NORTH ST. LOUIS, MO (KPLR)-In the midst of the heat wave, there was a power outage at the Homer G Phillips apartment complex for seniors in North St. Louis. It started late Friday night and stretched through most of Saturday morning, nearly 12 hours total. It left residents in the dark and overheated.
The power was back on about 11:00 a.m. But at least two residents went to a hospital for observation and St. Louis 4th Ward Alderman Samuel Moore says it should never have gotten to that point.
Eleanor Boyd, 64, went to a place she knew shouldn’t stay but was afraid to leave overnight.
“I thought somebody had poured some water on me. It was just that hot. It was just, whew!” she said, referring to how much she was sweating.
With the temperature rising, she said she grabbed cool rags and stayed in bed, not knowing where to go, until the sun came up.
“It was kind of smothering like,” said resident, Mildred Henderson, 87. The heat kept her up, too.
“We need to get this taken care of for these seniors. Too many people’s lives are at stake, especially the disabled. They’re our seniors and we`re neglecting them like this. This is neglect,” said Alderman Moore.
He said about 250 seniors live at the converted Homer G Phillips hospital and there was no real evacuation plan.
“I got up, from there I washed my face with cold water, you know to try to cool yourself off. Then, they were telling us to come down to the lower level. That`s what I did,”' Henderson said.
The lower level lobby was cool. Residents also looked outside and in the hallways for cool spots.
Dominium Properties, which manages Homer G Phillips, released statement saying immediate steps were taken to ensure the safety and well-being of all the residents.
Residents told Fox 2 that wasn’t exactly the case.
“Nothing! No electric, nothing. So, what can you do?” Boyd exclaimed.
Henderson said there was no cool place to lie down and sleep.
“No, now that was a little impossible,” she said.
“The main problem here is that there is no backup generator,” said Moore.
He said firefighters, not the building`s staff, conducted room to room checks of the residents; hours after the outage began.
Moore said he was the one who called firefighters to the scene and organized deliveries of relief supplies.
“We brought in donuts. We brought in some sandwiches, whatever we thought they needed. Ice, definitely ice and water and some juice and stuff like and restore what they lost and just kind of stay with them and comfort them,” Moore said.

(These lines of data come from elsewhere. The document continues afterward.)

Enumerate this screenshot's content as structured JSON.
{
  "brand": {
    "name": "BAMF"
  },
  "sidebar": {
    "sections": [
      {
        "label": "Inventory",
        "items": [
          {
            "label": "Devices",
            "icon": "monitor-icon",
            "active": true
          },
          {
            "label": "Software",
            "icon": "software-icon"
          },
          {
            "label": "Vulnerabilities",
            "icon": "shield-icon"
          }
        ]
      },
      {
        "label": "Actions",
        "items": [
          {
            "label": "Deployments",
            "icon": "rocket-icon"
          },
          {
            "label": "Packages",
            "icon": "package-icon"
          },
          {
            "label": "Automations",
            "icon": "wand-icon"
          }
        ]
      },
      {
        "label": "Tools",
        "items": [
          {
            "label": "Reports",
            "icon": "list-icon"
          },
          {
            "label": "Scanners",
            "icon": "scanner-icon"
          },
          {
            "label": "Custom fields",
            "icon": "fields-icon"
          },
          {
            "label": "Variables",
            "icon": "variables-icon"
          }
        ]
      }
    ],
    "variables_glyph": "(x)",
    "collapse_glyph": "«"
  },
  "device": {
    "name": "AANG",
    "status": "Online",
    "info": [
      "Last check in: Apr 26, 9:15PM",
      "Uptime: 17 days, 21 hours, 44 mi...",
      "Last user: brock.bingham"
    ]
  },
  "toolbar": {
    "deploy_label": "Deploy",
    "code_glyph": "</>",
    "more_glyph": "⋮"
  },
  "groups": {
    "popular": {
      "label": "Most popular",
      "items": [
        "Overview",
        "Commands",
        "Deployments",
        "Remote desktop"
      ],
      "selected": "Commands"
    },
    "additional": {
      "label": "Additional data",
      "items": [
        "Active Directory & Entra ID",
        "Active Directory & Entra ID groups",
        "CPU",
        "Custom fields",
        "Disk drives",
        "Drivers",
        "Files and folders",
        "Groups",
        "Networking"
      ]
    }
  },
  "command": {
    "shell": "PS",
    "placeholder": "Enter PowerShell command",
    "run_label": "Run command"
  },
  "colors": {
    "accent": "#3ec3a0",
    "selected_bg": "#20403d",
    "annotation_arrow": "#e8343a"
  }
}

“They did all they could do. They were very helpful. The Red Cross, the fire department,” Henderson said.
In the end, there were no serious illnesses reported.
No one from Dominium was available to comment on the back-up generator issue.
The statement said, Dominium was "committed to providing ... a safe, enjoyable community, ensuring that we have the best interest of our residents in mind."